Selain oknum yang mengatasnamakan pihak Bupati Buru, upaya menggagalkan penobatan dan pengukuhan tersebut juga dilakukan oleh sekelompok masyarakat yang mengatasnamakan Forum Komunikasi Masyarakat Adat Buru (FKMAB) yang legalitasnya masih dipertanyakan.
Menyikapi hal tersebut, Ketua DPW Forum Masyarakat Adat Buru Bersatu (FOMABB) Provinsi Maluku, Robert Lesnusa mengaku menyaksikan sendiri insiden tersebut.

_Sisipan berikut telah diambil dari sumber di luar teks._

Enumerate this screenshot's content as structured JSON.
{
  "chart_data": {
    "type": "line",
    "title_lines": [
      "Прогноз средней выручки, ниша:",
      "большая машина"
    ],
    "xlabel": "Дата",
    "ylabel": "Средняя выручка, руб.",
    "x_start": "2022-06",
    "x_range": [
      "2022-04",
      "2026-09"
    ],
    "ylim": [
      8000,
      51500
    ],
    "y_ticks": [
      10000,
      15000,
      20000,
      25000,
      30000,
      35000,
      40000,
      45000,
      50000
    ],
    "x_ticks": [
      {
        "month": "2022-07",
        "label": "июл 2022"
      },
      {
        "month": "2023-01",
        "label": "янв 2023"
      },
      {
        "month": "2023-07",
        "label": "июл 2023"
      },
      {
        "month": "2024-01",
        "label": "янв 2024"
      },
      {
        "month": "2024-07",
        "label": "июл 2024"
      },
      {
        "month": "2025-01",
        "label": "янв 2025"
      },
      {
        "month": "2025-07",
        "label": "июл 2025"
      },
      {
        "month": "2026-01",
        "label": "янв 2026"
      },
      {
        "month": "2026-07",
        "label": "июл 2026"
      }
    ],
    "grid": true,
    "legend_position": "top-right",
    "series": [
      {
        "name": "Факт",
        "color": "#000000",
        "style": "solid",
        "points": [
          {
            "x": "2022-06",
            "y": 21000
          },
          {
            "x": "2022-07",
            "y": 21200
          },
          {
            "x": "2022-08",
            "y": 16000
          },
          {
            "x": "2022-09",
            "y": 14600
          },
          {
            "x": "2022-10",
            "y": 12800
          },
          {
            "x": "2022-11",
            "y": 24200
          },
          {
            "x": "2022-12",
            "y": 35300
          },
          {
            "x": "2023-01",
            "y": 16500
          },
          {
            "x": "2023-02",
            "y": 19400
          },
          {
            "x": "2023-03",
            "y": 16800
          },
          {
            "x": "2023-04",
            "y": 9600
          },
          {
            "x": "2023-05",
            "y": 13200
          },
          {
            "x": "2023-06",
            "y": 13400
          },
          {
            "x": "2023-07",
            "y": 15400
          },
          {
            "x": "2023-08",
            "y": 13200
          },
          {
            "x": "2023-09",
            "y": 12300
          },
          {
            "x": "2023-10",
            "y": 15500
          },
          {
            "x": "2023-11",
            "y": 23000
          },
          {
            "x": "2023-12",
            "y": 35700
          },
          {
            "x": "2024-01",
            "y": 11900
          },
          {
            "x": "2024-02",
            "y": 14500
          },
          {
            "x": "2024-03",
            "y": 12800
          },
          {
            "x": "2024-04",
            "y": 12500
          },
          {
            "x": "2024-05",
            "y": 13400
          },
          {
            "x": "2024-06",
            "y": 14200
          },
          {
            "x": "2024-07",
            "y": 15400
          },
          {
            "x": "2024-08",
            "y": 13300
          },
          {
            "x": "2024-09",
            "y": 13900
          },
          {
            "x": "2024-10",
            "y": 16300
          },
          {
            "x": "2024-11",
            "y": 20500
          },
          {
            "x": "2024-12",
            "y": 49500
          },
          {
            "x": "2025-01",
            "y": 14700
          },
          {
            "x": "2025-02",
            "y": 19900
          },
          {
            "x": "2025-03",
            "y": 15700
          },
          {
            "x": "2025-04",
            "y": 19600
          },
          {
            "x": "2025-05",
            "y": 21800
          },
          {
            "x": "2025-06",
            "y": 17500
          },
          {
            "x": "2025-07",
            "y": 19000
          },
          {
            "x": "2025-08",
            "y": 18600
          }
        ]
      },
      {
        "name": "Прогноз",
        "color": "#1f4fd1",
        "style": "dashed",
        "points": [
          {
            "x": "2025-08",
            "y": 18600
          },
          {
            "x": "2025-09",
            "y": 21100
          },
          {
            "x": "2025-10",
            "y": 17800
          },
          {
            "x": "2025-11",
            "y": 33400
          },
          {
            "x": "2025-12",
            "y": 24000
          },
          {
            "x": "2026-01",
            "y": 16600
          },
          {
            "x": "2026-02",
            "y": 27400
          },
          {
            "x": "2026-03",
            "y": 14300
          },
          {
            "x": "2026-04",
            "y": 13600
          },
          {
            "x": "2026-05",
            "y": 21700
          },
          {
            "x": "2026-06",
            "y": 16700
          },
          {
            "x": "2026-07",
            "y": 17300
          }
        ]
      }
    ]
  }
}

“Saya mendengar, melihat dan mengalami sendiri kejadian tersebut, betapa banyaknya itu perkataan atau ucapan ucapan yang bernada intimidasi dan intervensi baik itu melalui perkataan langsung maupun informasi informasi di media yang ingin menggagalkan pengukuhan ini,” katanya.
Ia menegaskan, pihak DPW FOMABB Maluku akan mengambil sikap untuk mengusut dan juga menindaklanjuti surat – surat atau berita – berita palsu atau hoax yang disampaikan oleh oknum – oknum yang tidak bertanggung jawab,
“Kami akan melaporkan dan memproses secara hukum kasus ini ke Polda Maluku, dalam waktu dekat ini,” tegasnya.
Dia menyebut, Penobatan dan Pengukuhan Frengki T Batuwael sebagai Raja Petuanan Tagalisa sudah berjalan sesuai dengan aturan yang berlaku.
“Penobatan Frengki sebagai Raja Petuanan Tagalisa sudah mendapat persetujuan dari 7 (Tujuh) Kepala Soa dan semuanya sudah menandatangani Surat Keputusan Bersama, jadi, kalau sudah ada persetujuan, maka Penobatan/Pengukuhan Frengki T Batuwael sebagai Raja Petuanan Tagalisa dinyatakan sah secara Hukum,” tutupnya.